Certification urged for Aids drug: New GPO production plant is needed first - January 5, 2006

The Public Health Ministry has told the Government Pharmaceutical Organisation (GPO) to obtain good manufacturing practices (GMP) certification for its HIV treatment drug from the World Health Organisation as soon as possible, to sell the drug on the international market. Deputy Public Health Minister Anuthin Charnveerakul said the GPO should follow guidelines provided by WHO representatives to obtain the WHO/GMP certification for its anti-retroviral drug known as GPO/VIR.

The GPO/VIR drug has already been approved by the Thai Food and Drug Administration (FDA). However, to be sold abroad, it needs the WHO/GMP certification. To date, no domestically-produced drugs have received such certification.

Lt-Gen Monkol Jivasantikarn, GPO managing director, said WHO had sent its staff to inspect the state-owned pharmaceutical factory and its production processes twice. He said it was hard for the GPO to follow WHO guidelines.

"Our factory is too old and the production system does not meet WHO standards.

"We have two options to get the certification - either we modify the factory to bring it into line with WHO guidelines, or build a new factory. The second option is more likely, as we are building a new plant," Lt-Gen Monkol said.

The certification could be given in the next six months once the requirements are met, he said.

The GPO produces about 300,000 tablets of GPO/VIR for 150,000 people living with HIV/Aids. Its new factory would be able to produce 500,000 tablets a day.
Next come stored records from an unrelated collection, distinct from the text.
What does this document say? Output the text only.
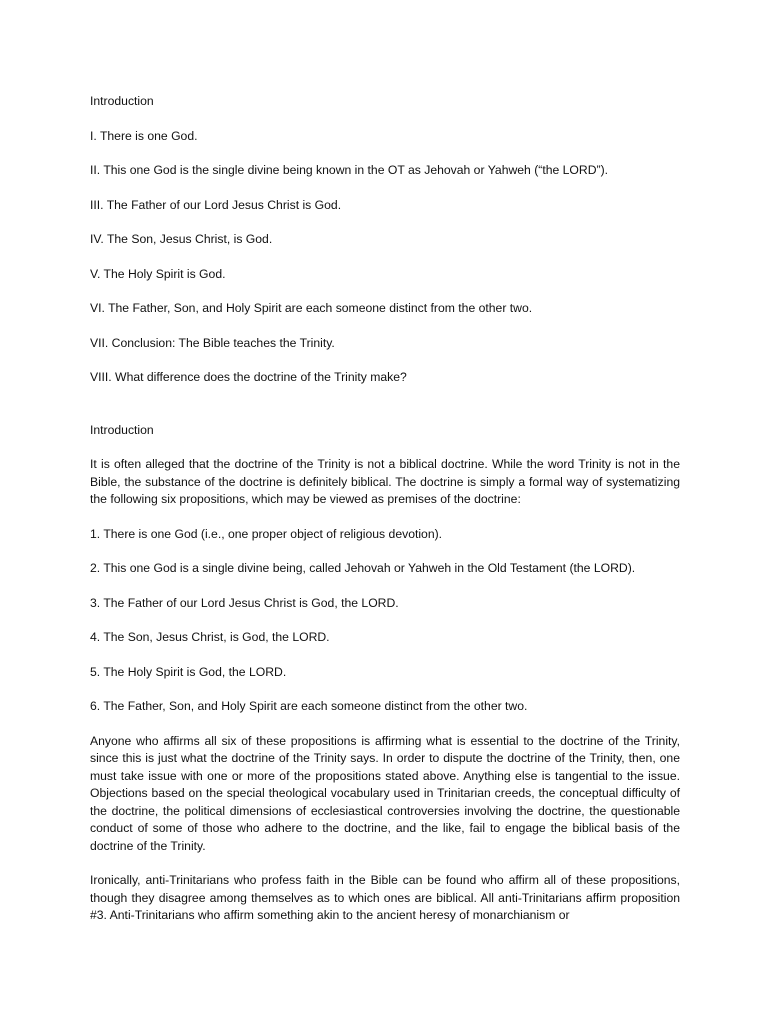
Introduction

I. There is one God.

II. This one God is the single divine being known in the OT as Jehovah or Yahweh (“the LORD”).

III. The Father of our Lord Jesus Christ is God.

IV. The Son, Jesus Christ, is God.

V. The Holy Spirit is God.

VI. The Father, Son, and Holy Spirit are each someone distinct from the other two.

VII. Conclusion: The Bible teaches the Trinity.

VIII. What difference does the doctrine of the Trinity make?

Introduction

It is often alleged that the doctrine of the Trinity is not a biblical doctrine. While the word Trinity is not in the Bible, the substance of the doctrine is definitely biblical. The doctrine is simply a formal way of systematizing the following six propositions, which may be viewed as premises of the doctrine:

1. There is one God (i.e., one proper object of religious devotion).

2. This one God is a single divine being, called Jehovah or Yahweh in the Old Testament (the LORD).

3. The Father of our Lord Jesus Christ is God, the LORD.

4. The Son, Jesus Christ, is God, the LORD.

5. The Holy Spirit is God, the LORD.

6. The Father, Son, and Holy Spirit are each someone distinct from the other two.

Anyone who affirms all six of these propositions is affirming what is essential to the doctrine of the Trinity, since this is just what the doctrine of the Trinity says. In order to dispute the doctrine of the Trinity, then, one must take issue with one or more of the propositions stated above. Anything else is tangential to the issue. Objections based on the special theological vocabulary used in Trinitarian creeds, the conceptual difficulty of the doctrine, the political dimensions of ecclesiastical controversies involving the doctrine, the questionable conduct of some of those who adhere to the doctrine, and the like, fail to engage the biblical basis of the doctrine of the Trinity.

Ironically, anti-Trinitarians who profess faith in the Bible can be found who affirm all of these propositions, though they disagree among themselves as to which ones are biblical. All anti-Trinitarians affirm proposition #3. Anti-Trinitarians who affirm something akin to the ancient heresy of monarchianism or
Currently, Thailand supplies GPO/VIR drugs to neighbouring countries such as Indonesia and Cambodia.

The agency would build the plant in Pathum Thani province on a budget of 940 million baht. However, construction had been delayed by bidding problems.

The plant would enable the GPO to make annual income of more than four billion baht, with over 900 million baht in profits, from locally-made generic drugs, including GPO/VIR, he said.